Most biblical wisdom texts employ the art of narrative and story-telling – lives and personal character more than abstract concepts. Each gospel tells the life of Jesus and the teaching he lived. Even with remarkably little personal detail about him, we sense we are encountering a unique individual. Christianity combines contemplative practice with active compassion because it’s about the human relationship with God. The question of Jesus is not expecting the correct answer. It draws us into deeper relationship with the human person who is sufficiently vulnerable and self-confident to ask it. Like meditation, it is about a relationship on the way to becoming union.
18 September 2023
Episode 7: The Gospel of John: The sacred language of Christianity is the body
The Gospel of John is the most mystical of the four gospels; but it is also where we see Jesus at his most human and divine. It is the Gospel in which Jesus was tired after a day’s walking, wept at the death of a friend and also where he says ‘the father and I are one’.
In these two classes we will explore how the fourth gospel distilled a century of contemplative reflection on Jesus with the expanding self-awareness of a community discovering itself as the Body of Christ.
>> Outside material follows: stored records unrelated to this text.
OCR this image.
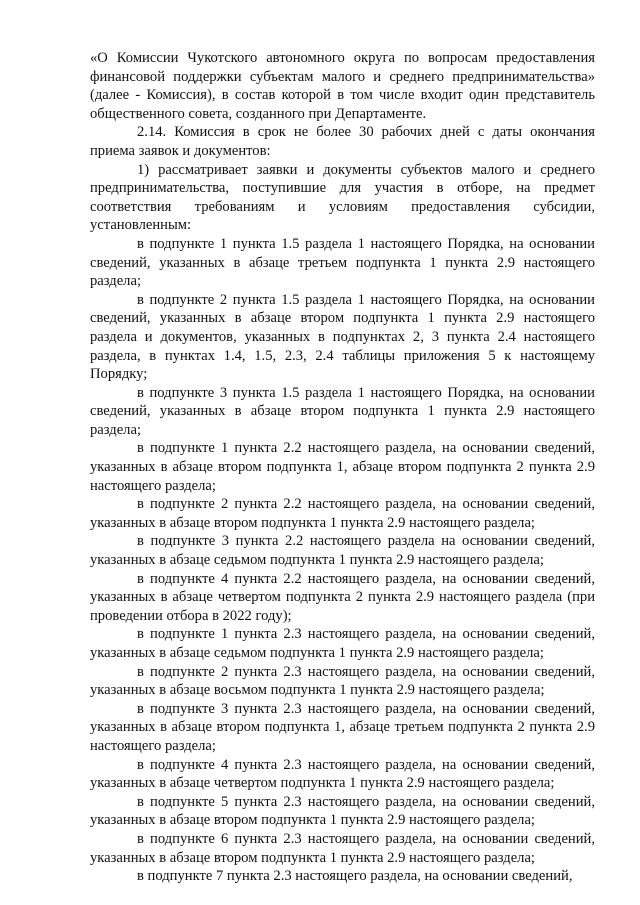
«О Комиссии Чукотского автономного округа по вопросам предоставления финансовой поддержки субъектам малого и среднего предпринимательства» (далее - Комиссия), в состав которой в том числе входит один представитель общественного совета, созданного при Департаменте.

2.14. Комиссия в срок не более 30 рабочих дней с даты окончания приема заявок и документов:

1) рассматривает заявки и документы субъектов малого и среднего предпринимательства, поступившие для участия в отборе, на предмет соответствия требованиям и условиям предоставления субсидии, установленным:

в подпункте 1 пункта 1.5 раздела 1 настоящего Порядка, на основании сведений, указанных в абзаце третьем подпункта 1 пункта 2.9 настоящего раздела;

в подпункте 2 пункта 1.5 раздела 1 настоящего Порядка, на основании сведений, указанных в абзаце втором подпункта 1 пункта 2.9 настоящего раздела и документов, указанных в подпунктах 2, 3 пункта 2.4 настоящего раздела, в пунктах 1.4, 1.5, 2.3, 2.4 таблицы приложения 5 к настоящему Порядку;

в подпункте 3 пункта 1.5 раздела 1 настоящего Порядка, на основании сведений, указанных в абзаце втором подпункта 1 пункта 2.9 настоящего раздела;

в подпункте 1 пункта 2.2 настоящего раздела, на основании сведений, указанных в абзаце втором подпункта 1, абзаце втором подпункта 2 пункта 2.9 настоящего раздела;

в подпункте 2 пункта 2.2 настоящего раздела, на основании сведений, указанных в абзаце втором подпункта 1 пункта 2.9 настоящего раздела;

в подпункте 3 пункта 2.2 настоящего раздела на основании сведений, указанных в абзаце седьмом подпункта 1 пункта 2.9 настоящего раздела;

в подпункте 4 пункта 2.2 настоящего раздела, на основании сведений, указанных в абзаце четвертом подпункта 2 пункта 2.9 настоящего раздела (при проведении отбора в 2022 году);

в подпункте 1 пункта 2.3 настоящего раздела, на основании сведений, указанных в абзаце седьмом подпункта 1 пункта 2.9 настоящего раздела;

в подпункте 2 пункта 2.3 настоящего раздела, на основании сведений, указанных в абзаце восьмом подпункта 1 пункта 2.9 настоящего раздела;

в подпункте 3 пункта 2.3 настоящего раздела, на основании сведений, указанных в абзаце втором подпункта 1, абзаце третьем подпункта 2 пункта 2.9 настоящего раздела;

в подпункте 4 пункта 2.3 настоящего раздела, на основании сведений, указанных в абзаце четвертом подпункта 1 пункта 2.9 настоящего раздела;

в подпункте 5 пункта 2.3 настоящего раздела, на основании сведений, указанных в абзаце втором подпункта 1 пункта 2.9 настоящего раздела;

в подпункте 6 пункта 2.3 настоящего раздела, на основании сведений, указанных в абзаце втором подпункта 1 пункта 2.9 настоящего раздела;

в подпункте 7 пункта 2.3 настоящего раздела, на основании сведений,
It gives us the deepest insight into the paradox of the union between God and humanity, illuminating, through Jesus, our destiny for divinization on the path of becoming fully human.
13 November 2023
Episode 8: Acts of the Apostles and the Early Church
Acts was written at the end of the 1st century: a founding myth of Jesus missioning the disciples across time and the planting of the seeds of the church. What is this mission? What does ‘baptise the nations’ mean today? Early Christians rode a wave they hardly understood but discovered the universality of Jesus’ teaching the more they realised his presence within and among them. For them, as for us who face a radical refounding of Christianity, growth involved the pain of separation and internal conflict but it brought them – as us – an empowering wonder.
18 December 2023
Episode 9: Reading St. Paul
St Paul has got a bad press, often accused of taking the gospel where Jesus didn’t intend. But the unique blend in his letters of personality, metanoia and mystical experience in fact shows us what faith means and where it takes us. His gliding from theological insights that still propel us to the details of community life and conflict expresses the particular hybrid nature of biblical scripture that we have been exploring throughout this course.